Oral anticoagulant therapy is widely used in the prevention and treatment of thrombotic complications. Atrial fibrillation, prosthetic heart valves, deep-vein thrombosis, and pulmonary embolism are the most common indications for long-term or lifelong use of oral anticoagulants (Guyatt et al., 2012). Vitamin K antagonists (VKA), acting as inhibitors of vitamin K epoxide reductase — an enzyme necessary for the synthesis of biologically active vitamin K-dependent coagulation factors (II, VII, IX, and X) — have been the dominant therapeutic approach in named indications for decades (Ageno et al., 2012).
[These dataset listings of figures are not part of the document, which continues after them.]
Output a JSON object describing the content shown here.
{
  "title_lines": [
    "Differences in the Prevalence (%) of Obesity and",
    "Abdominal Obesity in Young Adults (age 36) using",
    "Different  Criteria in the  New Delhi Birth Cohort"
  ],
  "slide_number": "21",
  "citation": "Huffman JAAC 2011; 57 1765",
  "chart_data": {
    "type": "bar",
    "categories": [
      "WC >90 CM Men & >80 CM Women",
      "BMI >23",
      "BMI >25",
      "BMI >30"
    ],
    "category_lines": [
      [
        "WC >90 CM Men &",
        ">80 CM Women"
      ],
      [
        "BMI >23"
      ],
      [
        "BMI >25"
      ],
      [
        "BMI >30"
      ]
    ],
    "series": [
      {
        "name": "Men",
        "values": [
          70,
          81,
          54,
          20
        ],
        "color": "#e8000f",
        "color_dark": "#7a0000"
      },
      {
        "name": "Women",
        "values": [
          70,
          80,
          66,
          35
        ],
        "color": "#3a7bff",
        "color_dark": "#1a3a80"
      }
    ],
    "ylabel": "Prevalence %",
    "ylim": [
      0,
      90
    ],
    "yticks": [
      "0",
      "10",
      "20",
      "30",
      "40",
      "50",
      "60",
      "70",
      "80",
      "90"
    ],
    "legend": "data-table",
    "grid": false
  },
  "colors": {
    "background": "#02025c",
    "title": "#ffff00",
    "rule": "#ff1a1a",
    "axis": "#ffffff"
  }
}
Due to the narrow therapeutic range of VKAs, numerous food and drug interactions, and individual responses to treatment, close monitoring of their effects is necessary. The International Normalized Ratio (INR) is used for monitoring the anticoagulant effect of VKA. An INR range of between 2.0 and 3.0 is optimal in most indications. For patients with a high risk of thromboembolism, such as those with a mechanical mitral valve, higher INR values of up to 3.5 are recommended (Guyatt et al., 2012).

Recently, new oral anticoagulant drugs, referred to as direct oral anticoagulants (DOAC), have become available for clinical use. Dabigatran is a reversible competitive thrombin inhibitor. It inhibits free and clot-bound thrombin. Rivaroxaban, apixaban, and edoxaban are reversible inhibitors of factor Xa that catalyze the conversion of prothrombin into thrombin. DOACs are mostly indicated in patients with nonvalvular atrial fibrillation for the prevention of stroke and systemic embolisms, as well as the prevention and treatment of venous thrombosis (Ageno et al., 2012; Siegal and Crowther, 2013).

DOACs have certain advantages compared with VKA. These drugs have a rapid onset of action and a predictable anticoagulant effect that does not require routine monitoring. Furthermore, DOACs have a wide therapeutic index and limited drug and food interactions (Ageno et al., 2012; Little, 2012; Firriolo and Hupp, 2012). Considering all these factors, it is likely that DOACs will be increasingly used in the future.

There is a large amount of evidence that local hemostatic measures are sufficient to prevent bleeding after minor oral surgical procedures in patients taking VKAs without therapy interruption if INR is within therapeutic levels (INR ≤4.0) (Wahl et al., 2015; Rocha et al., 2019). The most commonly used local hemostatic agents are: oxidized cellulose, resorbable gelatin sponges or collagen sponges, fibrin glue, cyanoacrylate glue, platelet-rich plasma gel, or antifibrinolytics applied directly into the wound or in the form of a solution as a mouthwash (de Abreu de Vasconcellos et al., 2023). None of the local hemostatic agents has been shown to be superior to the others (Moreno-Drada et al., 2021).

Similar recommendations, mainly based on experts’ opinions, have been made for the dental treatment of patients taking DOACs (Little, 2012; Firriolo and Hupp, 2012; van Diermen et al., 2013; Mauprivez et al., 2016). However, many controversies regarding dentoalveolar surgical procedures in these patients remain. Two recent surveys conducted in Europe (Precht et al., 2019) and Australia (Foo et al., 2021) have shown that there is no consensus among dentists and oral and maxillofacial surgeons regarding the dental treatment of patients taking DOACs.

Our study was conducted to evaluate whether DOAC or VKA therapy within the therapeutic range (INR level 2.0–3.5) increases the risk of postoperative bleeding after dentoalveolar surgery.